Глава осекся, не зная, как продолжать. Видя это, Ягенка сказала:

— Что вы мне про дочку палача толкуете!

— Это к делу относится, — ответил чех. — Когда наш молодой пан зарубил рыцаря Ротгера, старый комтур Зигфрид чуть не помешался. В Щитно болтали, будто Ротгер был его сыном, и ксендз говорил нам, что родной отец не мог бы так любить сына, как Зигфрид любил Ротгера. И из мести продал он душу дьяволу, палач это видел! Зигфрид разговаривал с убитым, как вот я с вами, а тот в гробу то смеялся, то зубами скрежетал, то облизывался почернелым языком от радости, что старый комтур пообещал ему голову пана Збышка. Но добыть голову пана Збышка Зигфрид тогда не мог и велел пока мучить Юранда, а потом положил язык его и руку в гроб Ротгеру, который начал пожирать сырое мясо…

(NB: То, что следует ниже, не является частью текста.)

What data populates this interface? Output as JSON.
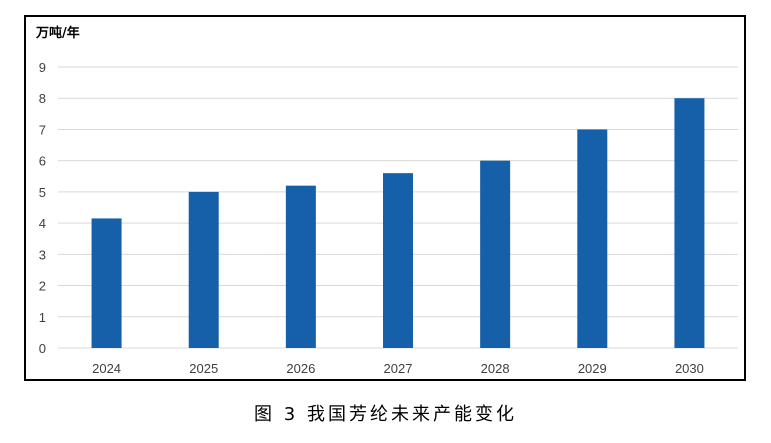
{
  "figure": {
    "caption": "图 3  我国芳纶未来产能变化"
  },
  "chart_data": {
    "type": "bar",
    "unit_label": "万吨/年",
    "categories": [
      "2024",
      "2025",
      "2026",
      "2027",
      "2028",
      "2029",
      "2030"
    ],
    "values": [
      4.15,
      5.0,
      5.2,
      5.6,
      6.0,
      7.0,
      8.0
    ],
    "ylim": [
      0,
      9
    ],
    "yticks": [
      0,
      1,
      2,
      3,
      4,
      5,
      6,
      7,
      8,
      9
    ],
    "grid": true,
    "legend": "none",
    "bar_color": "#1560A8",
    "grid_color": "#D9D9D9"
  }
}
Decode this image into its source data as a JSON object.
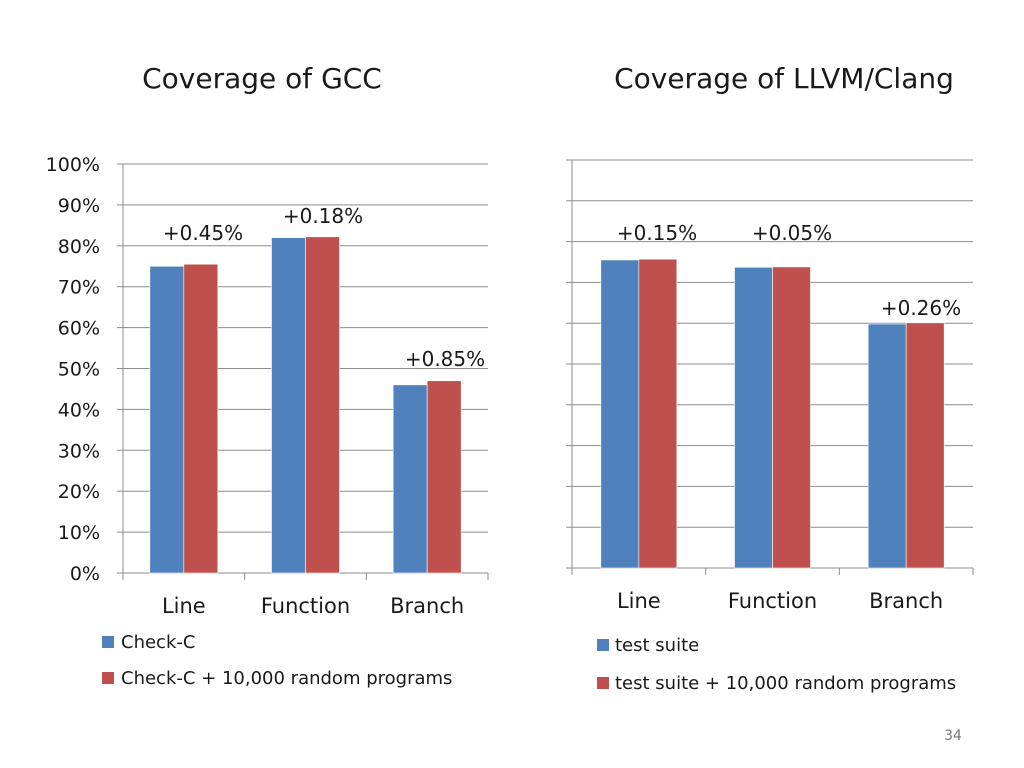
{
  "colors": {
    "series1": "#4f81bd",
    "series2": "#c0504d",
    "grid": "#8c8c8c"
  },
  "page_number": "34",
  "chart_data": [
    {
      "type": "bar",
      "title": "Coverage of GCC",
      "categories": [
        "Line",
        "Function",
        "Branch"
      ],
      "ylim": [
        0,
        100
      ],
      "yticks": [
        "0%",
        "10%",
        "20%",
        "30%",
        "40%",
        "50%",
        "60%",
        "70%",
        "80%",
        "90%",
        "100%"
      ],
      "series": [
        {
          "name": "Check-C",
          "values": [
            75,
            82,
            46
          ]
        },
        {
          "name": "Check-C + 10,000 random programs",
          "values": [
            75.5,
            82.2,
            47
          ]
        }
      ],
      "annotations": [
        "+0.45%",
        "+0.18%",
        "+0.85%"
      ],
      "legend": [
        "Check-C",
        "Check-C + 10,000 random programs"
      ]
    },
    {
      "type": "bar",
      "title": "Coverage of LLVM/Clang",
      "categories": [
        "Line",
        "Function",
        "Branch"
      ],
      "ylim": [
        0,
        100
      ],
      "series": [
        {
          "name": "test suite",
          "values": [
            75.5,
            73.7,
            59.8
          ]
        },
        {
          "name": "test suite + 10,000 random programs",
          "values": [
            75.7,
            73.8,
            60.1
          ]
        }
      ],
      "annotations": [
        "+0.15%",
        "+0.05%",
        "+0.26%"
      ],
      "legend": [
        "test suite",
        "test suite + 10,000 random programs"
      ]
    }
  ]
}
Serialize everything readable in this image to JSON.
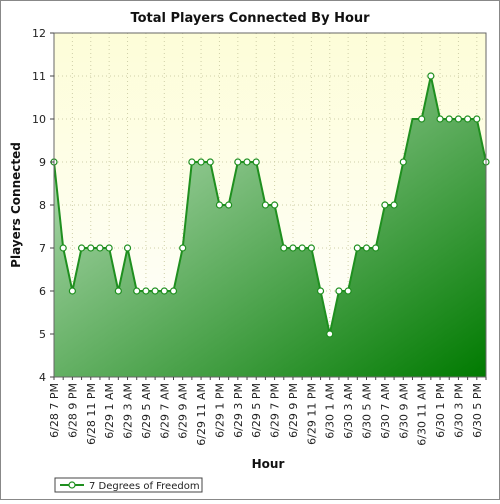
{
  "chart_data": {
    "type": "area",
    "title": "Total Players Connected By Hour",
    "xlabel": "Hour",
    "ylabel": "Players Connected",
    "ylim": [
      4,
      12
    ],
    "yticks": [
      4,
      5,
      6,
      7,
      8,
      9,
      10,
      11,
      12
    ],
    "grid": true,
    "legend_position": "bottom-left",
    "colors": {
      "plot_bg_top": "#fdfdd8",
      "plot_bg_bottom": "#ffffff",
      "line": "#1f8f1f",
      "fill_light": "#c8e6c8",
      "fill_dark": "#007a00",
      "grid": "#cfcfa8",
      "marker_fill": "#ffffff"
    },
    "x": [
      "6/28 7 PM",
      "6/28 8 PM",
      "6/28 9 PM",
      "6/28 10 PM",
      "6/28 11 PM",
      "6/29 12 AM",
      "6/29 1 AM",
      "6/29 2 AM",
      "6/29 3 AM",
      "6/29 4 AM",
      "6/29 5 AM",
      "6/29 6 AM",
      "6/29 7 AM",
      "6/29 8 AM",
      "6/29 9 AM",
      "6/29 10 AM",
      "6/29 11 AM",
      "6/29 12 PM",
      "6/29 1 PM",
      "6/29 2 PM",
      "6/29 3 PM",
      "6/29 4 PM",
      "6/29 5 PM",
      "6/29 6 PM",
      "6/29 7 PM",
      "6/29 8 PM",
      "6/29 9 PM",
      "6/29 10 PM",
      "6/29 11 PM",
      "6/30 12 AM",
      "6/30 1 AM",
      "6/30 2 AM",
      "6/30 3 AM",
      "6/30 4 AM",
      "6/30 5 AM",
      "6/30 6 AM",
      "6/30 7 AM",
      "6/30 8 AM",
      "6/30 9 AM",
      "6/30 10 AM",
      "6/30 11 AM",
      "6/30 12 PM",
      "6/30 1 PM",
      "6/30 2 PM",
      "6/30 3 PM",
      "6/30 4 PM",
      "6/30 5 PM",
      "6/30 6 PM"
    ],
    "xtick_labels": [
      "6/28 7 PM",
      "6/28 9 PM",
      "6/28 11 PM",
      "6/29 1 AM",
      "6/29 3 AM",
      "6/29 5 AM",
      "6/29 7 AM",
      "6/29 9 AM",
      "6/29 11 AM",
      "6/29 1 PM",
      "6/29 3 PM",
      "6/29 5 PM",
      "6/29 7 PM",
      "6/29 9 PM",
      "6/29 11 PM",
      "6/30 1 AM",
      "6/30 3 AM",
      "6/30 5 AM",
      "6/30 7 AM",
      "6/30 9 AM",
      "6/30 11 AM",
      "6/30 1 PM",
      "6/30 3 PM",
      "6/30 5 PM"
    ],
    "series": [
      {
        "name": "7 Degrees of Freedom",
        "values": [
          9,
          7,
          6,
          7,
          7,
          7,
          7,
          6,
          7,
          6,
          6,
          6,
          6,
          6,
          7,
          9,
          9,
          9,
          8,
          8,
          9,
          9,
          9,
          8,
          8,
          7,
          7,
          7,
          7,
          6,
          5,
          6,
          6,
          7,
          7,
          7,
          8,
          8,
          9,
          10,
          10,
          11,
          10,
          10,
          10,
          10,
          10,
          9
        ],
        "markers": [
          true,
          true,
          true,
          true,
          true,
          true,
          true,
          true,
          true,
          true,
          true,
          true,
          true,
          true,
          true,
          true,
          true,
          true,
          true,
          true,
          true,
          true,
          true,
          true,
          true,
          true,
          true,
          true,
          true,
          true,
          true,
          true,
          true,
          true,
          true,
          true,
          true,
          true,
          true,
          false,
          true,
          true,
          true,
          true,
          true,
          true,
          true,
          true
        ]
      }
    ]
  }
}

— И слушать-то страшно такое. Во имя отца, и сына, и святого духа, аминь! — проговорила Ягенка.

И, поднявшись, подбросила в печку дров, потому что уже совсем свечерело.

— Да! — продолжал Глава. — Не знаю, как оно будет на страшном суде, ведь все, чего лишили Юранда, должно к нему вернуться. Но не постигнуть этого человеческим разумом. Палач тогда все видел. И вот, накормив упыря человеческим мясом, старый комтур отправился за дочкой Юранда; видно, мертвец шепнул ему, что хотел бы запить мясо невинною кровью… Но палач, который, как я уже говорил, на все способен, только не может вынести, когда девушке чинят обиду, загодя притаился на лестнице… Ксендз говорил, что он не в своем уме и скот сущий, одно это отлично понимает, и, когда нужно, никто не сравнится с ним в хитрости. Сел это он на лестнице и ждет, а тут и комтур приходит. Услышал он чье-то дыхание, увидел сверкающие глаза и очень испугался, понял, что это упырь. А палач как ахнет его кулаком по загорбку! Думал хребет ему перебить, так, чтобы и следа не осталось, однако не убил. Упал комтур без памяти и захворал со страху, а как выздоровел, боялся уже покуситься на дочку Юранда.

— Да, но он увез ее.

— Увез и вместе с нею захватил и палача. Он не знал, что палач защищал ее, думал, сила неведомая, то ли злая, то ли добрая. Все же он решил не оставлять палача в Щитно. Боялся, что ли, как бы тот не выдал его… Он хоть и немой, но дойди дело до суда, так через ксендза мог бы все рассказать… Под конец ксендз вот что сказал рыцарю Мацьку: «Старый Зигфрид сам не убьет дочки Юранда, боится, а если и велит кому другому это сделать, так, покуда Дидерих жив, он не даст ее в обиду, тем более что один раз уже спас ее».